In some countries - such as the Pacific island nation of Nauru, where 70 percent of the inhabitants are obese, according to WHO studies - lifestyle and dietary shifts have happened too quickly for people's bodies to adapt to the changes. Recent research suggests that habitual food scarcity breeds a "thrifty gene" which boosts the efficiency of people's metabolism. When food becomes more plentiful, and "people are exposed to a carbohydrate-rich diet they were not built for, they run into problems," says Josef Schmidhuber, an analyst with the UN Food and Agriculture Organization (FAO).

The growing incidence of overweight people in developing countries threatens to overwhelm fragile healthcare systems. Problems related to obesity cost the US $117 billion last year, according to the US Surgeon General: Few developing countries could pay that sort of bill.

The WHO is responding with what spokesman David Porter calls "a toolbox of options" to help governments set policies on diet, physical activity, and health.

The strategy offers the sort of dietary advice mother may have given you - limit sugar, fats and salt, eat more fruit, vegetables, and legumes - and encourages daily exercise. It calls on the food industry to cut back on the saturated fats, trans fatty acids, salt, and sugar in its products, and to label them more clearly. And it suggests that governments might want to impose "Twinkie taxes" that discourage unhealthy eating habits, or to regulate the way junk food is marketed to children.

Controversy has focused on a report by a group of independent experts that provides the scientific foundations for the strategy, and particularly on the scientists' recommendation that consumers should limit "free sugars" to 10 percent of their calorie intake.

Although this proposal is roughly in line with recommendations that many national governments, including the US, make to citizens, the idea has provoked uproar among sugar producers, who say that the evidence supporting such a ceiling is outdated or inconclusive. Riaz Khan, the head of the World Sugar Research Organization, wrote in a letter to the WHO that their report "does not meet expected modern standards for a scientific review" and would have "serious, detrimental and long-lasting effects on the agriculture and the economy of those countries."

Until recently, the United States has spearheaded criticism of the WHO strategy and science. But three US senators, led by Sen. Tom Harkin (D) of Iowa, complained in a letter to Health and Human Services Secretary Tommy Thompson that the US objections "largely mirror those raised by food industry trade groups," echoing allegationsthat the administration was defending US junk food producers.

Last week, at a meeting of the FAO, the US delegation presented a more nuanced position. Some observers suggest that the shift is merely tactical, since developing countries in the Group of 77 led the charge at the FAO. "The battle against obesity must be fought through better nutritional education and not by arbitrary quantitative dietary recommendations" said Fabio Valencia, the Colombian chairman of the Group of 77. "You cannot stigmatize one food product such as sugar," says Nestor Ponguta, a spokesman for Mr.
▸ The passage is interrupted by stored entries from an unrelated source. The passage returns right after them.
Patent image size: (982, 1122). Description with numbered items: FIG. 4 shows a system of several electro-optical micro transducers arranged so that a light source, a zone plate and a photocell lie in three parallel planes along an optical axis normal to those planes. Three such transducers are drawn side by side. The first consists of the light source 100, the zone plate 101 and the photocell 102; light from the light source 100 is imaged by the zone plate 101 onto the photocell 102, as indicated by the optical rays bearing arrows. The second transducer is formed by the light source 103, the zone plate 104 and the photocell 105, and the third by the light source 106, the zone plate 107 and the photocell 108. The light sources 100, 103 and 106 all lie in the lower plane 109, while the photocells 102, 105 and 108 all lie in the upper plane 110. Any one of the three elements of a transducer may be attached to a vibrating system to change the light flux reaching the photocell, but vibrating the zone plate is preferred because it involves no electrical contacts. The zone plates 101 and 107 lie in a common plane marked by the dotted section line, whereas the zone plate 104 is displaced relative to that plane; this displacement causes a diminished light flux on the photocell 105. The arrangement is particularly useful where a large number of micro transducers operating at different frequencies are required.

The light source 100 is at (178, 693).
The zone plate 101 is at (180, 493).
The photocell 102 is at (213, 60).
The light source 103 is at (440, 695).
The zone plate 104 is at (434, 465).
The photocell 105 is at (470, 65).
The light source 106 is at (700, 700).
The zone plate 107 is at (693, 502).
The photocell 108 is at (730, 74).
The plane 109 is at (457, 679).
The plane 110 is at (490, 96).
Valencia.

"The sugar industry was lobbying like crazy" at the FAO meeting, says Mr. Rigby. "They were trying to put the 'frighteners' on the developing countries."

FAO officials, however, say the impact on sugar producers would be marginal. "The recommendations would take time to implement, and there are many countries, such as China, where consumption is way below the 10 percent figure, so there is room for more sales there," says Mr. Schmidhuber. At the same time, he adds, developing countries in the tropics could take advantage of increases in fruit and vegetable consumption that the WHO wants to recommend. "It could constitute a major export opportunity," he says.